The Cutty Sark is a wonderful boat, steeped in history, and close to the hearts of anyone who has taken part in the Cutty Sark Tall Ships Race, as I have on numerous occasions.

I can't understand why anyone would do this, but at least it's recoverable, and the rigging wasn't up anyway.

One word for people who do something like this: scum.


----------



## Talysia (May 21, 2007)

It's such a shame that a beautiful old ship should be subjected to this.  As Rane says; at least it's recoverable, but it's still a terrible thing to happen.


----------



## scalem X (May 21, 2007)

Ah the ship, I was thinking of the whisky brand .
Yeah even I would love to sail it once. Who sets fire to a ship .


----------



## HappyHippo (May 21, 2007)

Unfortunately, the same kind of people who vandalise phone boxes, mug old people, and microwave cats: bored and destructive ones.

It's sad that such an improtant piece of tangible history has been damaged, but the Cutty Sark has always given me the creeping evils. Going below decks is one of the most terrifying experiences I can have!
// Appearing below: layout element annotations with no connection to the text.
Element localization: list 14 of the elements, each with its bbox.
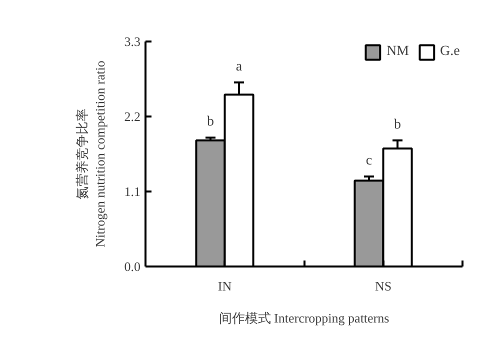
data-label: b [206,114,214,130]
y-tick-label: 2.2 [124,109,140,124]
y-axis-title: 氮营养竞争比率 Nitrogen nutrition competition ratio [74,60,108,248]
y-tick-label: 1.1 [124,184,140,199]
data-label: c [366,154,372,168]
legend-label: NM [386,44,409,60]
legend-label: G.e [440,44,460,60]
data-label: b [394,117,402,132]
x-tick-label: NS [374,278,392,294]
y-tick-label: 3.3 [124,34,140,49]
x-tick-label: IN [218,278,232,294]
x-axis-title: 间作模式 Intercropping patterns [218,310,390,326]
y-tick-label: 0.0 [124,259,140,274]
data-label: a [236,59,243,74]
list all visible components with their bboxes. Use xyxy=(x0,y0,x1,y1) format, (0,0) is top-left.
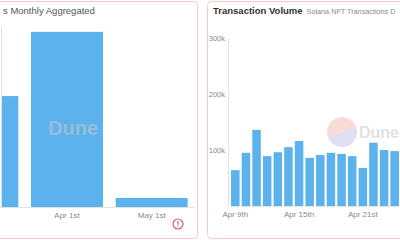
bar xyxy=(31,32,103,207)
warning-circle xyxy=(173,219,183,229)
bar xyxy=(116,198,188,207)
warning-icon xyxy=(173,219,183,229)
bar xyxy=(348,156,357,206)
x-tick-label: Apr 9th xyxy=(222,210,248,219)
x-tick: Apr 15th xyxy=(284,210,314,219)
y-tick: 300k xyxy=(209,34,228,43)
warning-bar xyxy=(177,221,178,225)
warning-dot xyxy=(177,226,178,227)
bar xyxy=(263,156,272,206)
x-tick: Apr 1st xyxy=(54,211,80,220)
bar xyxy=(252,130,261,206)
x-axis: Apr 9th Apr 15th Apr 21st xyxy=(222,207,400,219)
x-tick: Apr 21st xyxy=(348,210,379,219)
x-tick: May 1st xyxy=(138,211,167,220)
x-axis-line xyxy=(231,206,400,207)
logo xyxy=(327,117,357,147)
bar xyxy=(1,96,18,207)
bar xyxy=(327,153,336,206)
y-tick: 200k xyxy=(209,90,228,99)
logo-bottom xyxy=(328,128,357,147)
y-axis-line xyxy=(1,27,2,208)
dashboard: DuneApr 1stMay 1sts Monthly AggregatedDu… xyxy=(0,0,400,240)
y-tick-label: 300k xyxy=(209,34,226,43)
chart-panel: Dune Apr 9th Apr 15th Apr 21st 100k 200k 300k T… xyxy=(208,2,400,239)
y-tick-label: 200k xyxy=(209,90,226,99)
bar xyxy=(231,170,240,206)
bar xyxy=(369,143,378,206)
bar xyxy=(284,147,293,206)
x-axis-line xyxy=(0,207,195,208)
bar xyxy=(242,153,251,206)
x-tick: Apr 9th xyxy=(222,210,248,219)
bar xyxy=(316,155,325,206)
bar xyxy=(295,141,304,206)
y-tick-label: 100k xyxy=(209,146,226,155)
x-tick-label: Apr 21st xyxy=(348,210,379,219)
bar xyxy=(305,158,314,206)
panel-frame xyxy=(0,2,198,239)
y-tick: 100k xyxy=(209,146,228,155)
x-axis: Apr 1st May 1st xyxy=(0,208,195,220)
bar xyxy=(337,154,346,206)
chart-panel: Dune Apr 1st May 1st s Monthly Aggregated xyxy=(0,2,198,239)
plot-area xyxy=(231,130,399,206)
title: Transaction Volume xyxy=(213,5,303,16)
y-axis-line xyxy=(228,39,229,207)
title: s Monthly Aggregated xyxy=(3,5,95,16)
bar xyxy=(380,150,389,206)
bar xyxy=(390,151,399,206)
y-axis xyxy=(1,27,2,208)
subtitle: Solana NFT Transactions D xyxy=(307,7,396,16)
y-axis: 100k 200k 300k xyxy=(209,34,229,207)
panel-frame xyxy=(208,2,400,239)
x-tick-label: Apr 1st xyxy=(54,211,80,220)
x-tick-label: May 1st xyxy=(138,211,167,220)
watermark: Dune xyxy=(48,117,98,139)
bar xyxy=(359,168,368,206)
plot-area xyxy=(1,32,188,207)
x-tick-label: Apr 15th xyxy=(284,210,314,219)
bar xyxy=(274,152,283,206)
watermark: Dune xyxy=(359,124,399,141)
There are restorers who can fix almost anything in the world so the naked eye can't detect any difference - Cutty Sark will be fine in the end.


----------



## Rosemary (May 21, 2007)

What a shame!  It was a lovely ship.  I too hope they keel haul the culprits!


----------



## dustinzgirl (May 21, 2007)

Cutty-Sark sounds like a Brittish curse. I don't know why, I can just hear y'all saying: Bugger off, cutty sark!

OK I'm wierd.

But it's terribly sad to see any historic thing be destroyed.


----------



## j d worthington (May 22, 2007)

I'm with Ace: Keelhauling. Preferably when there are lots of barnacles on the keel, and lots of sharks in the vicinity.....

(And, yes... I'm referring to "from bow to stern", not "side to side"...)


----------



## Winters_Sorrow (May 22, 2007)

It's very sad but when's somethings on public display (and that size) it's hard to protect.


----------



## The Ace (May 22, 2007)

DG, it actually means "Short shirt," in old scots, the ship's figurehead is the junior witch from Burn's 'Tam o' Shanter,' clutching the tail of Tam's mare Meg.  The Whisky, like the ship, was named after the witch.  In her time, her ablity to maintain 17 knots in all but the lightest breeze made her the fastest thing afloat.


----------



## tangaloomababe (May 22, 2007)

I say make them walk the plank, or keelhall either one


----------



## hairymunky (May 24, 2007)

Good to see one of the Clyde's finest, having a lucky escape.

Should bring back national service for the likes of these idiots,
might make them gain a wee bit more respect.


----------